- La simplification des procédures d’expulsion et de la collaboration entre Etats (art 7) : un Etat peut expulser une personne sur la base d’une décision prise par un autre Etat (l’Italie pourrait par exemple, sans nouvelle procédure, expulser une personne qui fait l’objet d’une OQTF en France)
- L’allongement de l’interdiction d’entrée sur le territoire européen, qui peut être permanente dans le cas d’un supposé « risque de sécurité » (art 16) expliciter un peu c’est quoi?
- Le renforcement du flicage et de la répression, avec mention notamment d’une « obligation à coopérer » (art 21 et 22) en gros tu dois participer activement a ton processus d’expulsion.
- La restriction du droit de recours : entre autres le recours contre la mesure d’expulsion ne suspend plus automatiquement la procédure d’expulsion (art 28), et n’est même plus du tout suspensif quand une personne est considérée comme présentant un « risque de sécurité » (art 16)
- Externalisation de l’enfermement par la création de taules dans des pays hors de l’UE (art 17) : il s’agit de poser un cadre pour que les Etats de l’UE, ou l’UE elle-même, passent des accords avec d’autres Etats pour y renvoyer les personnes qu’ils veulent expulser.
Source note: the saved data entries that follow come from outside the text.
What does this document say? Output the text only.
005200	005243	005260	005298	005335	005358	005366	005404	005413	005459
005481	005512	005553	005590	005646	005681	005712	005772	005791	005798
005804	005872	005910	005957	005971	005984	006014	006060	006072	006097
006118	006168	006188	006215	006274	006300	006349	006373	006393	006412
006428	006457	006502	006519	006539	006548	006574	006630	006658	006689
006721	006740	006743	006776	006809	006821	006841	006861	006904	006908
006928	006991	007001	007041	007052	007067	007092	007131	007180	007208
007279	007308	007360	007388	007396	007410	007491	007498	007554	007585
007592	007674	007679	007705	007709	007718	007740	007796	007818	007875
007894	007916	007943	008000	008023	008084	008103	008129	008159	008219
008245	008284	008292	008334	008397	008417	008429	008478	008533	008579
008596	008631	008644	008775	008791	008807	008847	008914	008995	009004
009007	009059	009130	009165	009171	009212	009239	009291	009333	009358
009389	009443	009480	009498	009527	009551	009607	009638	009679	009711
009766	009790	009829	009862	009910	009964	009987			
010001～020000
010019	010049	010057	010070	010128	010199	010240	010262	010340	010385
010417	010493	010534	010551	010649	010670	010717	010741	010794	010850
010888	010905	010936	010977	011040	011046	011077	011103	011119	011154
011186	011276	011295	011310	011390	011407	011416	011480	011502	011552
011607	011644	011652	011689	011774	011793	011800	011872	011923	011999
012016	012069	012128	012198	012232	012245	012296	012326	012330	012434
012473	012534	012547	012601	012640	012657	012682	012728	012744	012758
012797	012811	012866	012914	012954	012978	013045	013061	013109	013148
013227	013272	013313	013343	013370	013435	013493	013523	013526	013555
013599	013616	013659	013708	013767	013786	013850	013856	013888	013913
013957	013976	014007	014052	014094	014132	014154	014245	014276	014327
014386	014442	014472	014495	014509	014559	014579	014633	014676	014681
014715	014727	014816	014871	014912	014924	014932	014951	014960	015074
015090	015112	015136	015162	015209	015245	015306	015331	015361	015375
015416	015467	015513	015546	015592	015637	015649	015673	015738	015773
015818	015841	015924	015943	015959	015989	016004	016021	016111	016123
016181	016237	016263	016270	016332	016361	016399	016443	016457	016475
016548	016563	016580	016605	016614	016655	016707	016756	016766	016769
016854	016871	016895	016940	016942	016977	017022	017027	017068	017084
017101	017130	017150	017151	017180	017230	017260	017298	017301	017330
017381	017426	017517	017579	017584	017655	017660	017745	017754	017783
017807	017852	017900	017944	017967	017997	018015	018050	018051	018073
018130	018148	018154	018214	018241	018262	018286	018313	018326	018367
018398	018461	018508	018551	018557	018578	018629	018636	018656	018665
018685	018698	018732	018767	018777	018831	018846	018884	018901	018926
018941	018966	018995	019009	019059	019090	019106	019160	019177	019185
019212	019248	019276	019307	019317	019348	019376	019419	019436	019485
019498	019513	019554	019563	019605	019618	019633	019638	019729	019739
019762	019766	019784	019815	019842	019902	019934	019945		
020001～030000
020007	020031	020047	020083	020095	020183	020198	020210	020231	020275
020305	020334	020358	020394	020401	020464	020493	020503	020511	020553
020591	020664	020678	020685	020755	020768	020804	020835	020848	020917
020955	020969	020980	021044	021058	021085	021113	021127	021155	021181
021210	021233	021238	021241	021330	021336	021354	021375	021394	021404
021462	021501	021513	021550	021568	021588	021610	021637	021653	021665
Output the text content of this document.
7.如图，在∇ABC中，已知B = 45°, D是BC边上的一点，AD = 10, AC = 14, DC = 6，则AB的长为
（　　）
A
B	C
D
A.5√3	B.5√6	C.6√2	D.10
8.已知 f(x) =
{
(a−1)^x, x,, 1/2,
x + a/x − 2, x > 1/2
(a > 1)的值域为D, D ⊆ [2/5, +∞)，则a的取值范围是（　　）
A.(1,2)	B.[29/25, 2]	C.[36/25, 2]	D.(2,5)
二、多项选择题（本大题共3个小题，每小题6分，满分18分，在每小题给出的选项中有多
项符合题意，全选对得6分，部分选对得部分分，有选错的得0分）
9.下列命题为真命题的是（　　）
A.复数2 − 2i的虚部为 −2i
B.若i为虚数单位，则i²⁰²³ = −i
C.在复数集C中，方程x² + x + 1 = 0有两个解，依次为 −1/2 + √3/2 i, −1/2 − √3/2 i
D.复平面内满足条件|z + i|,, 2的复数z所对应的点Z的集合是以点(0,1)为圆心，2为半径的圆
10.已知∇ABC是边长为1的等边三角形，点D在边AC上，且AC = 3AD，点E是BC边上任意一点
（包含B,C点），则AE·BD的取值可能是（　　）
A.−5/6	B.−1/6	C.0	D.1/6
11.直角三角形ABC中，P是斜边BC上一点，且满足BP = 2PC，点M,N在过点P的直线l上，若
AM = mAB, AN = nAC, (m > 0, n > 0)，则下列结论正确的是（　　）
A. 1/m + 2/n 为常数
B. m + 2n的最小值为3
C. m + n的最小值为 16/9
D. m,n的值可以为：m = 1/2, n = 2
Il s’agirait concrètement d’envoyer des personnes dans des taules appelées cyniquement « hubs de retour » dans des pays qui n’ont rien à voir ni avec là où elles vivent, ni avec là d’où elles viennent, sur le modèle des accords conclus entre l’Italie et l’Albanie ou entre les Pays-Bas et l’Ouganda.
- Toujours plus d’enfermement : les catégories de recours à l’enfermement sont élargies (art 29), avec évidemment une insistance sur les personnes « présentant des risques pour la sécurité » (art 16), mais aussi des personnes présentant « un risque de fuite » (art 30), deux catégories très floues et très larges (il suffit par exemple de ne pas avoir de logement fixe pour présenter un risque de fuite).
- Les enfants peuvent également être détenus, et les visites soumises à des autorisations.
- Allongement de la durée de la rétention jusqu’à 24 mois (art 32), alors qu’elle était jusqu’ici de 18 mois maximum dans l’Union Européenne . À noter que la durée maximale de rétention est considérée par Etat membre : il serait donc possible de passer 24 mois en détention dans un Etat, puis la même durée dans un pays voisin. A noter qu’après l’expiration du délai, les mesures alternatives à la rétention sont elles aussi encore applicables (obligation de se présenter régulièrement aux autorités, remise de documents d’identité, recours à la surveillance électronique, obligation de résider dans un lieu désigné, etc.
Les frontières tuent et ce n’est pas un accident : c’est un choix politique
Ce règlement, et l’ensemble des mesures racistes qui passent en ce moment ne nous étonnent pas. Nous n’attendons pas des lois qu’elles viennent sauver qui que ce soit, et surtout pas ceux qui sont déjà aux marges de ce système. Il ne s’agit pas d’un dérapage sécuritaire mais bien d’une politique impérialiste inhérente au projet même de l’Europe, grâce auquel elle s’est construite et se maintient.
Pourtant, nous pensons qu’il est important de se positionner par rapport à ce règlement. Les durées de rétention s’allongent mois par mois, les droits acquis sont retirés un à un, les outils de surveillance sont utilisés à des fins de plus en plus répressives. Les morts aux frontières n’étonnent plus, les morts dans les CRA passent inapperçues.
On a du mal à discerner les points de rupture dans ces politiques car on est noyé.e.s par les différentes lois et mesures qui s’accumulent depuis des années ; mais il faut continuer à parler de ces violences étatiques, même si elles ne nous surprennent plus. Passer par la lutte et l’organisation collective est indispensable pour s’opposer à l’appareil pénitenciaire et judiciaire de l’Etat. Il nous semble nécessaire d’affirmer notre colère face à ce texte, et de proposer des espaces de mobilisation dans les semaines à venir, en vue de l’application du Pacte Asile le 12 juin, et potentiellement du règlement retour à la meme date.